Farmers have received solid base prices of £130/t ex farm after commission in the Gleadell January-March pool for feed wheat.
The figure represents a good performance in a challenging market, said Gleadell’s managing director David Sheppard.
Strong milling premiums were also achieved, with an additional £40/t for Group 1 varieties, £38/t for Cordiale, £37/t for other Group 2s and £17/t for 11.3% protein Group 1 and 2s.
“These results epitomise an excellent performance in a volatile and recently much weaker milling wheat market,” said Mr Sheppard.
“The sheer volume of global grain supply has kept prices on the defensive since the Northern Hemisphere harvest began last summer. Despite a record pace of EU wheat exports and historically low prices in US dollar terms, it remains the case that stocks of corn (maize) and wheat will be rebuilt by the end of this marketing year.”
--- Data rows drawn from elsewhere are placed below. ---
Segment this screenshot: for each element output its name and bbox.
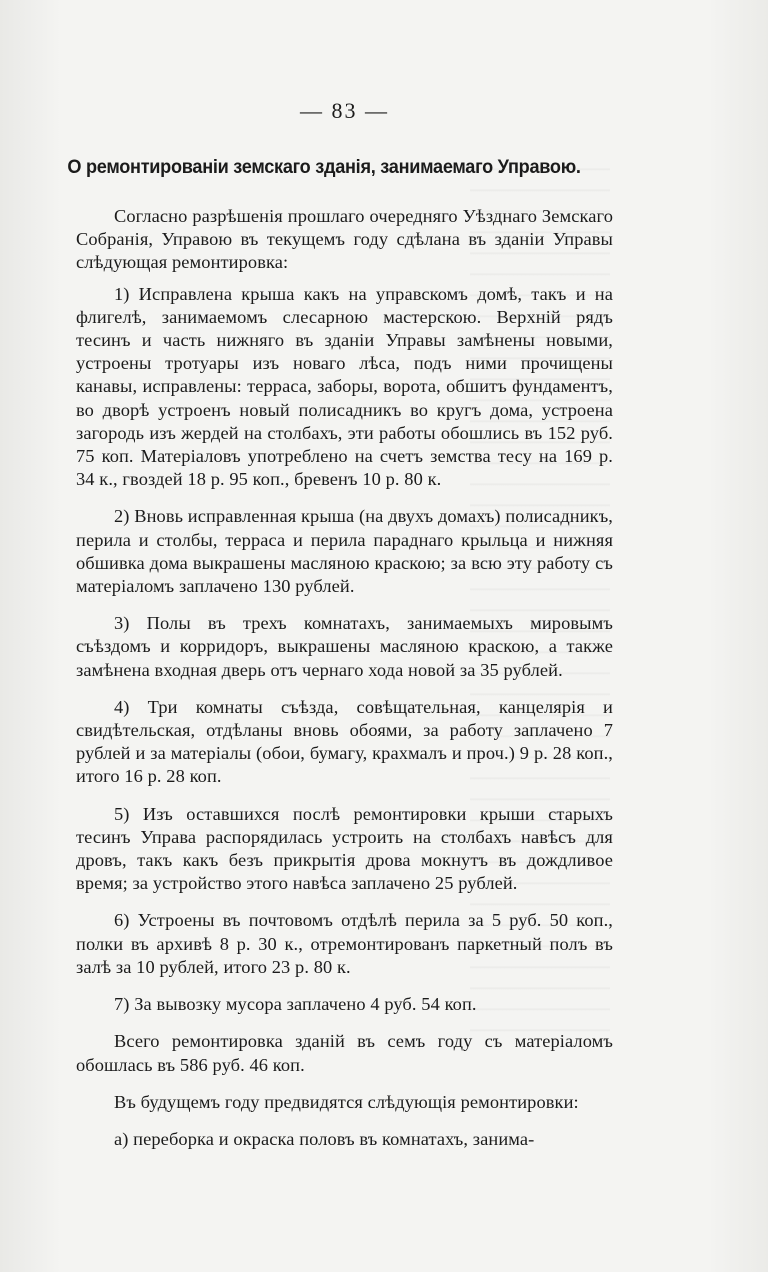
paragraph-intro: Согласно разрѣшенія прошлаго очередняго Уѣзднаго Земскаго Собранія, Управою въ текущемъ году сдѣлана въ зданіи Управы слѣдующая ремонтировка: (76, 206, 613, 273)
paragraph-total: Всего ремонтировка зданій въ семъ году съ матеріаломъ обошлась въ 586 руб. 46 коп. (76, 1031, 613, 1075)
paragraph-item-2: 2) Вновь исправленная крыша (на двухъ домахъ) полисадникъ, перила и столбы, терраса и перила параднаго крыльца и нижняя обшивка дома выкрашены масляною краскою; за всю эту работу съ матеріаломъ заплачено 130 рублей. (76, 506, 613, 597)
paragraph-item-4: 4) Три комнаты съѣзда, совѣщательная, канцелярія и свидѣтельская, отдѣланы вновь обоями, за работу заплачено 7 рублей и за матеріалы (обои, бумагу, крахмалъ и проч.) 9 р. 28 коп., итого 16 р. 28 коп. (76, 696, 613, 787)
section-heading: О ремонтированіи земскаго зданія, занимаемаго Управою. (67, 156, 581, 178)
paragraph-item-3: 3) Полы въ трехъ комнатахъ, занимаемыхъ мировымъ съѣздомъ и корридоръ, выкрашены масляною краскою, а также замѣнена входная дверь отъ чернаго хода новой за 35 рублей. (76, 613, 613, 680)
paragraph-item-1: 1) Исправлена крыша какъ на управскомъ домѣ, такъ и на флигелѣ, занимаемомъ слесарною мастерскою. Верхній рядъ тесинъ и часть нижняго въ зданіи Управы замѣнены новыми, устроены тротуары изъ новаго лѣса, подъ ними прочищены канавы, исправлены: терраса, заборы, ворота, обшитъ фундаментъ, во дворѣ устроенъ новый полисадникъ во кругъ дома, устроена загородь изъ жердей на столбахъ, эти работы обошлись въ 152 руб. 75 коп. Матеріаловъ употреблено на счетъ земства тесу на 169 р. 34 к., гвоздей 18 р. 95 коп., бревенъ 10 р. 80 к. (76, 283, 613, 490)
paragraph-item-6: 6) Устроены въ почтовомъ отдѣлѣ перила за 5 руб. 50 коп., полки въ архивѣ 8 р. 30 к., отремонтированъ паркетный полъ въ залѣ за 10 рублей, итого 23 р. 80 к. (76, 910, 613, 977)
paragraph-item-7: 7) За вывозку мусора заплачено 4 руб. 54 коп. (114, 994, 477, 1015)
page-content (67, 98, 613, 1159)
page-number: — 83 — (300, 98, 389, 123)
paragraph-future-item-a: а) переборка и окраска половъ въ комнатахъ, занима- (114, 1128, 535, 1149)
paragraph-future: Въ будущемъ году предвидятся слѣдующія ремонтировки: (114, 1091, 579, 1112)
paragraph-item-5: 5) Изъ оставшихся послѣ ремонтировки крыши старыхъ тесинъ Управа распорядилась устроить на столбахъ навѣсъ для дровъ, такъ какъ безъ прикрытія дрова мокнутъ въ дождливое время; за устройство этого навѣса заплачено 25 рублей. (76, 803, 613, 894)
The UK market has been a complex, choppy but mainly weaker affair all season long, he added. Extremely competitive EU corn and aggressively priced French feed wheat had largely removed the demand normally seen for small coaster size vessels.
“Indeed the only real demand we have seen for UK wheat has been in large size (50,000t+) vessels for the Asian market,” he said. “Conversely, imports of corn and wheat have continued at a healthy pace and indeed as of the end of January we had imported the same volume of wheat that we had exported.”
As a result the UK would end the season with a high level of stocks (approximately 3mln t) which could weigh heavily on the market as long as new crop continues to develop satisfactorily, Mr Sheppard warned.
“Market prospects for the coming season are still, to an extent, up in the air. However most crops have emerged from winter in reasonable shape and spring plantings are largely complete.
“There is always the danger of a summer drought or other market-moving weather event, but the time window for a major turnaround is narrowing,” he added.